And so as we’re thinking about the patient population to study and this is why purposefully in the Phase IIb, we worked hard to make sure that we had some different patient profiles to be able to analyze. It’s really going to allow us to figure out and to determine what direction we want to go for the Phase II. We do think that actually we are going to need 2 Phase III trials for registration because this is such a novel indication and novel formulation of Sildenafil. So even though it is the 505(b)(2) pathway that I talked a lot about today, this would be a circumstance unlike XACIATO, unlike HRT1, where one Phase III is adequate. This is one where 2 Phase IIIs would be required. And that does also give us some opportunity to potentially have some differences in those studies, all of which would need to be discussed with the FDA.
And that kind of goes to the second, the first part of your question which I’m taking the second part. So first of all, as we’ve said before and John highlighted just today, right, we look at each of our products on an individual basis and further with 12 development stage candidates in our portfolio, we certainly have a lot of flexibility in terms of how we think about go-to-market strategy because we have such a broad portfolio in women’s health, all the same call point that there comes a time where it’s not a single product going to market, it’s multiple products on market at the same time, potentially, right, as you think about the portfolio as it advances. So we take into consideration a couple of different factors as we think about how and when to partner.

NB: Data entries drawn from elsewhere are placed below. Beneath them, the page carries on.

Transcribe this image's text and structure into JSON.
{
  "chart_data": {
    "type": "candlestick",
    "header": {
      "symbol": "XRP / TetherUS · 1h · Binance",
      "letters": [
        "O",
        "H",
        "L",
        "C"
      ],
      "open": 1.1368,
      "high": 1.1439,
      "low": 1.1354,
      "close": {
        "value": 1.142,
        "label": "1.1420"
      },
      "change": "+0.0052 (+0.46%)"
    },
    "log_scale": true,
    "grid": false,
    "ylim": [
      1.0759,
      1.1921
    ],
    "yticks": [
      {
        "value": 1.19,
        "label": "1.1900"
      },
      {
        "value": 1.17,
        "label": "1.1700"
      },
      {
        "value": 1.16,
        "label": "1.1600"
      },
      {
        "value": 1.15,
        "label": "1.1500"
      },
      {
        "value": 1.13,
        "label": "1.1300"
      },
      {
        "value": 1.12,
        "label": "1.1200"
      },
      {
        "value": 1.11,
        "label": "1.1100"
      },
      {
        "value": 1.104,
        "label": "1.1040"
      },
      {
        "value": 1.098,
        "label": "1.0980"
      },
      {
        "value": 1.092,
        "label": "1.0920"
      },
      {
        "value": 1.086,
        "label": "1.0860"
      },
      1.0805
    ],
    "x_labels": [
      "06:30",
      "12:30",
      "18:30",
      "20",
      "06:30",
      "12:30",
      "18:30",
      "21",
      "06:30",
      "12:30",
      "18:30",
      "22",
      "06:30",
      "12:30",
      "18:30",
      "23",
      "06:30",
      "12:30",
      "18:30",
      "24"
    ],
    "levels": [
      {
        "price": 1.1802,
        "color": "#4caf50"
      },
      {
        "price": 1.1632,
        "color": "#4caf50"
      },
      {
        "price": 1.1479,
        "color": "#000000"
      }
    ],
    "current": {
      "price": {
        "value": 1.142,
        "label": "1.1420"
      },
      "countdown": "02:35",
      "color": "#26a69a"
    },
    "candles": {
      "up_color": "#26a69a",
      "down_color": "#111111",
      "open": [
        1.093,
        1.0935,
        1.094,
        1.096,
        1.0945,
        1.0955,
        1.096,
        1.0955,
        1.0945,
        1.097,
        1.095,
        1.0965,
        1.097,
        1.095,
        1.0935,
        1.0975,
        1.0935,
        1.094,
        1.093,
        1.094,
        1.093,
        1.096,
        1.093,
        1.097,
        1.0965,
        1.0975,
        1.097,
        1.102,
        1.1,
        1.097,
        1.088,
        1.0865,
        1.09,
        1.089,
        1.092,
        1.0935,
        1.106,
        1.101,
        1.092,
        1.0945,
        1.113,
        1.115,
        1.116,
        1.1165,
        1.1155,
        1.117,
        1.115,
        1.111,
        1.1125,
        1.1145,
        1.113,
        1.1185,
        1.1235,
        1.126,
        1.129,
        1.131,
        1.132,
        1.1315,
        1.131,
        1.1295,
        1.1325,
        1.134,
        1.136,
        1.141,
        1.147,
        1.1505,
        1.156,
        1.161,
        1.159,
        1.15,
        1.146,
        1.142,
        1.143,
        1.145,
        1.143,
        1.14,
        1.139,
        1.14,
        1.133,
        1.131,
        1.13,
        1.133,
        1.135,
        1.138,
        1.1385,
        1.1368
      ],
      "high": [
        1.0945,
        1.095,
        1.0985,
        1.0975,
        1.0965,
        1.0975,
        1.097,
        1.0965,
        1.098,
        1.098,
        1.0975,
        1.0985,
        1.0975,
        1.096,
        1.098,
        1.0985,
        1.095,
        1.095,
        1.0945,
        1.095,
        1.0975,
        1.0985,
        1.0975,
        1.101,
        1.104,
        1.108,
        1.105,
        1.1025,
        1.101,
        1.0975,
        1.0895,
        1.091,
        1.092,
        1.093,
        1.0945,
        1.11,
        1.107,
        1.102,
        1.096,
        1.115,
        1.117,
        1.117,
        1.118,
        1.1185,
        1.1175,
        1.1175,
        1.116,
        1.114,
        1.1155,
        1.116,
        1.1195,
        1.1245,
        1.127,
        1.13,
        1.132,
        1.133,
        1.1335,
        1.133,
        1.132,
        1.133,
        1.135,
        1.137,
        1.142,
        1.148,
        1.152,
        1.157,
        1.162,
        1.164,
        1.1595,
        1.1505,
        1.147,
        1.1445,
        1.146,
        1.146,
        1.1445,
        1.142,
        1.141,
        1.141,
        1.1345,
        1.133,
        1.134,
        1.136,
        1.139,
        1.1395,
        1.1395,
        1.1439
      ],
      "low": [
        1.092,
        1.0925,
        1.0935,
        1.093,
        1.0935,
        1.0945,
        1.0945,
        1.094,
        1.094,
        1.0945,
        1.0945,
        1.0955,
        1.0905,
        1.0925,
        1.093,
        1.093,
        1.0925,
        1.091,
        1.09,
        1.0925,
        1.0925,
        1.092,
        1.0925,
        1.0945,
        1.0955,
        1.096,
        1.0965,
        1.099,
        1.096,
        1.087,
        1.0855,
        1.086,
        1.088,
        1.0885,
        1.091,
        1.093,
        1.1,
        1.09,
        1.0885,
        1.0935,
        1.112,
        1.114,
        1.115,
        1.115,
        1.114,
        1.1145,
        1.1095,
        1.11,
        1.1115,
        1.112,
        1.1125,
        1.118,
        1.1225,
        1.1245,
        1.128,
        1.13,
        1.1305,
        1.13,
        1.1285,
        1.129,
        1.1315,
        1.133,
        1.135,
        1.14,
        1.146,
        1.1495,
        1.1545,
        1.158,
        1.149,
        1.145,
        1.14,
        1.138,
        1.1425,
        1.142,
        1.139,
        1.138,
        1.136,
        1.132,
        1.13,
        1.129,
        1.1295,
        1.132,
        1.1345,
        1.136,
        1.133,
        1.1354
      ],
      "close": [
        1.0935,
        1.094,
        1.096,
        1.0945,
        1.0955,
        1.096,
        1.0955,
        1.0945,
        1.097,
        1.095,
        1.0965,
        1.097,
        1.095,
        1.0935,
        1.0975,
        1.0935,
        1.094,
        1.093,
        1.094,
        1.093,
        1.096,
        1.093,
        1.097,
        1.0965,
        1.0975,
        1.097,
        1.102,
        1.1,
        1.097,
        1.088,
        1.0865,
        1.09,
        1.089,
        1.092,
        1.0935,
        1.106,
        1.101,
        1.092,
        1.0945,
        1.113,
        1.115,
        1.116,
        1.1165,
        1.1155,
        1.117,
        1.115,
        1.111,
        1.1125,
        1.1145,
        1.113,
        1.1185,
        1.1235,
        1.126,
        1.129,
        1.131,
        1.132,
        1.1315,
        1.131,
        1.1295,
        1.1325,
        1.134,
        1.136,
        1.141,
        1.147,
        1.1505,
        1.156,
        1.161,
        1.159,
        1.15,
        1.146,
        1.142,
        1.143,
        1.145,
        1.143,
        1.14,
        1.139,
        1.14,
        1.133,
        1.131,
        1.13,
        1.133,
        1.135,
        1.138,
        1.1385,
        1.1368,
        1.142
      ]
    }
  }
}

First of all, it comes down to how and who is going to be running the development program and how that can be done in a way that is most advantageous for the brand. I’m going to take Ovaprene is a great example. We and Bayer align together that for that program and the nature of that kind of very novel product, novel education, needing to be nimble, needing to be flexible and creative that it made a lot of sense for Daré to take the lead on that development program through the PIVOT study with Bayer behind us, supporting us, lifting us up, giving us advice, giving us insights but that we would lead that program. And whereas with XACIATO in bacterial vaginosis, that’s a very straightforward regulatory approval pathway and we knew what we needed to do to get a very differentiated label there.
And we knew also that we did meet, right, our commercial partners insight along the journey and that we could get it there. So as we think about the Sildenafil program, there are always pros and cons. And this is a long way of me saying, in the end, we always evaluate the opportunities and we evaluate what the program needs and we evaluate what Daré needs. And ultimately, we evaluate what is going to be best in building the value, the biggest value we can create and the fastest way to get to that value. And that’s exactly the analysis that’s going to come on the Sildenafil program. Clearly, there aren’t a lot of opportunities to have such a groundbreaking product. It’s truly creating a new category and that obviously generates interest. And so we will just have to be — as we do, we evaluate everything and we evaluate the possibilities and we’ll make the determination on what makes sense.
And the beauty for Daré is that we have that optionality. We have a portfolio that supports us being able to contemplate all different go-to-market strategies because we’re not relying on a single product.
Operator: Your next question comes from the line of Kumar Raja from Roth Capital.
Kumaraguru Raja: I had a question on PDMI. So in terms of doses that are being tested, how do they compare with systemically dosed versions? And is the expectation that a single dose would be sufficient for most of the patients that the pain is typically seen in the 24 hours?